After connecting the device to our network, we selected sources of data that the appliance should protect. It has built-in functionality to fingerprint both structured and unstructured data such as that in CIFS. Setup for CIFS was simply a matter of providing the server and share name, along with appropriate access credentials. The device then scans the share at user-defined intervals. CIFS scanning was trouble-free and didn't cause performance issues on our Windows file server.
It also would make more sense if the device could use Web pages as sources directly; support for other data stores also would increase the out-of-the-box functionality of this appliance and eliminate the need for extra scripting. It should be noted, however, that many competing offerings, some substantially more expensive, don't even offer database integration.

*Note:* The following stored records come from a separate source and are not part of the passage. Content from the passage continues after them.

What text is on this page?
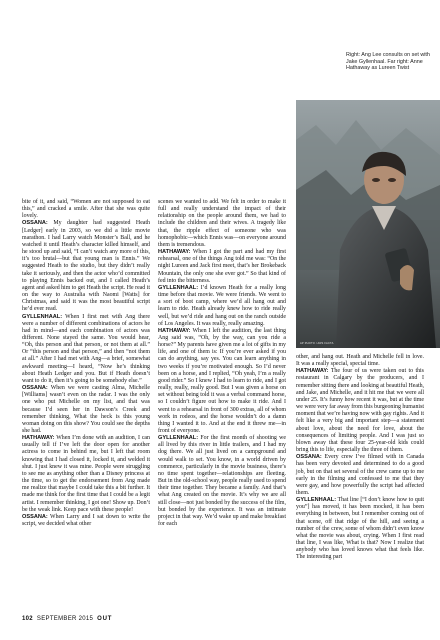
Right: Ang Lee consults on set with Jake Gyllenhaal. Far right: Anne Hathaway as Lureen Twist
AP PHOTO / ARS FACTA

bite of it, and said, “Women are not supposed to eat this,” and cracked a smile. After that she was quite lovely.

OSSANA: My daughter had suggested Heath [Ledger] early in 2003, so we did a little movie marathon. I had Larry watch Monster’s Ball, and he watched it until Heath’s character killed himself, and he stood up and said, “I can’t watch any more of this, it’s too brutal—but that young man is Ennis.” We suggested Heath to the studio, but they didn’t really take it seriously, and then the actor who’d committed to playing Ennis backed out, and I called Heath’s agent and asked him to get Heath the script. He read it on the way to Australia with Naomi [Watts] for Christmas, and said it was the most beautiful script he’d ever read.

GYLLENHAAL: When I first met with Ang there were a number of different combinations of actors he had in mind—and each combination of actors was different. None stayed the same. You would hear, “Oh, this person and that person, or not them at all.” Or “this person and that person,” and then “not them at all.” After I had met with Ang—a brief, somewhat awkward meeting—I heard, “Now he’s thinking about Heath Ledger and you. But if Heath doesn’t want to do it, then it’s going to be somebody else.”

OSSANA: When we were casting Alma, Michelle [Williams] wasn’t even on the radar. I was the only one who put Michelle on my list, and that was because I’d seen her in Dawson’s Creek and remember thinking, What the heck is this young woman doing on this show? You could see the depths she had.

HATHAWAY: When I’m done with an audition, I can usually tell if I’ve left the door open for another actress to come in behind me, but I left that room knowing that I had closed it, locked it, and welded it shut. I just knew it was mine. People were struggling to see me as anything other than a Disney princess at the time, so to get the endorsement from Ang made me realize that maybe I could take this a bit further. It made me think for the first time that I could be a legit artist. I remember thinking, I got one! Show up. Don’t be the weak link. Keep pace with these people!

OSSANA: When Larry and I sat down to write the script, we decided what other

scenes we wanted to add. We felt in order to make it full and really understand the impact of their relationship on the people around them, we had to include the children and their wives. A tragedy like that, the ripple effect of someone who was homophobic—which Ennis was—on everyone around them is tremendous.

HATHAWAY: When I got the part and had my first rehearsal, one of the things Ang told me was: “On the night Lureen and Jack first meet, that’s her Brokeback Mountain, the only one she ever got.” So that kind of fed into the bitterness.

GYLLENHAAL: I’d known Heath for a really long time before that movie. We were friends. We went to a sort of boot camp, where we’d all hang out and learn to ride. Heath already knew how to ride really well, but we’d ride and hang out on the ranch outside of Los Angeles. It was really, really amazing.

HATHAWAY: When I left the audition, the last thing Ang said was, “Oh, by the way, can you ride a horse?” My parents have given me a lot of gifts in my life, and one of them is: If you’re ever asked if you can do anything, say yes. You can learn anything in two weeks if you’re motivated enough. So I’d never been on a horse, and I replied, “Oh yeah, I’m a really good rider.” So I knew I had to learn to ride, and I got really, really, really good. But I was given a horse on set without being told it was a verbal command horse, so I couldn’t figure out how to make it ride. And I went to a rehearsal in front of 300 extras, all of whom work in rodeos, and the horse wouldn’t do a damn thing I wanted it to. And at the end it threw me—in front of everyone.

GYLLENHAAL: For the first month of shooting we all lived by this river in little trailers, and I had my dog there. We all just lived on a campground and would walk to set. You know, in a world driven by commerce, particularly in the movie business, there’s no time spent together—relationships are fleeting. But in the old-school way, people really used to spend their time together. They became a family. And that’s what Ang created on the movie. It’s why we are all still close—not just bonded by the success of the film, but bonded by the experience. It was an intimate project in that way. We’d wake up and make breakfast for each

other, and hang out. Heath and Michelle fell in love. It was a really special, special time.

HATHAWAY: The four of us were taken out to this restaurant in Calgary by the producers, and I remember sitting there and looking at beautiful Heath, and Jake, and Michelle, and it hit me that we were all under 25. It’s funny how recent it was, but at the time we were very far away from this burgeoning humanist moment that we’re having now with gay rights. And it felt like a very big and important step—a statement about love, about the need for love, about the consequences of limiting people. And I was just so blown away that these four 25-year-old kids could bring this to life, especially the three of them.

OSSANA: Every crew I’ve filmed with in Canada has been very devoted and determined to do a good job, but on that set several of the crew came up to me early in the filming and confessed to me that they were gay, and how powerfully the script had affected them.

GYLLENHAAL: That line [“I don’t know how to quit you”] has moved, it has been mocked, it has been everything in between, but I remember coming out of that scene, off that ridge of the hill, and seeing a number of the crew, some of whom didn’t even know what the movie was about, crying. When I first read that line, I was like, What is that? Now I realize that anybody who has loved knows what that feels like. The interesting part

102 SEPTEMBER 2015 OUT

After selecting data sources for fingerprinting, IT then defines traffic to monitor and what actions should be taken in the event a leak is detected. We configured some very widely scoped rules and found that the CI-750 did an outstanding job alerting us to data leaks occurring within e-mail, Web, IM, and even compressed archive transmissions.
We included a two-sentence excerpt from a contract in an e-mail to a client. A moment later, we had an e-mail stating that there had been a violation. The administrator interface on the appliance showed that an e-mail had been sent to our customer and had the full context of the e-mail to show the violation. The interface can also display past violations that may have been related.
While we were impressed with the accuracy of the fingerprinting, the appliance wasn't able to actually quarantine the message because it was sent via Web mail. Companies that want robust blocking of Web and network traffic will have to invest in a proxy device. The Code Green appliance can be configured as an Internet Content Adaptation Protocol server when connected to an ICAP proxy, such as those from Blue Coat Systems or Squid. When so connected, Code Green can block HTTP, HTTPS, and FTP traffic. It also can decrypt traffic for inspection.
Laptops also will pose a problem for Code Green customers. The company offers an endpoint agent that controls the use of removable media such as flash drives and CDs. It also can enforce encryption of data saved to removable media, and the agent tracks the file names and types that are read from or stored on this media. However, laptops that are off the corporate network also are outside the policy controls of the Code Green appliance, meaning sensitive data can be sent via the Web or network protocols.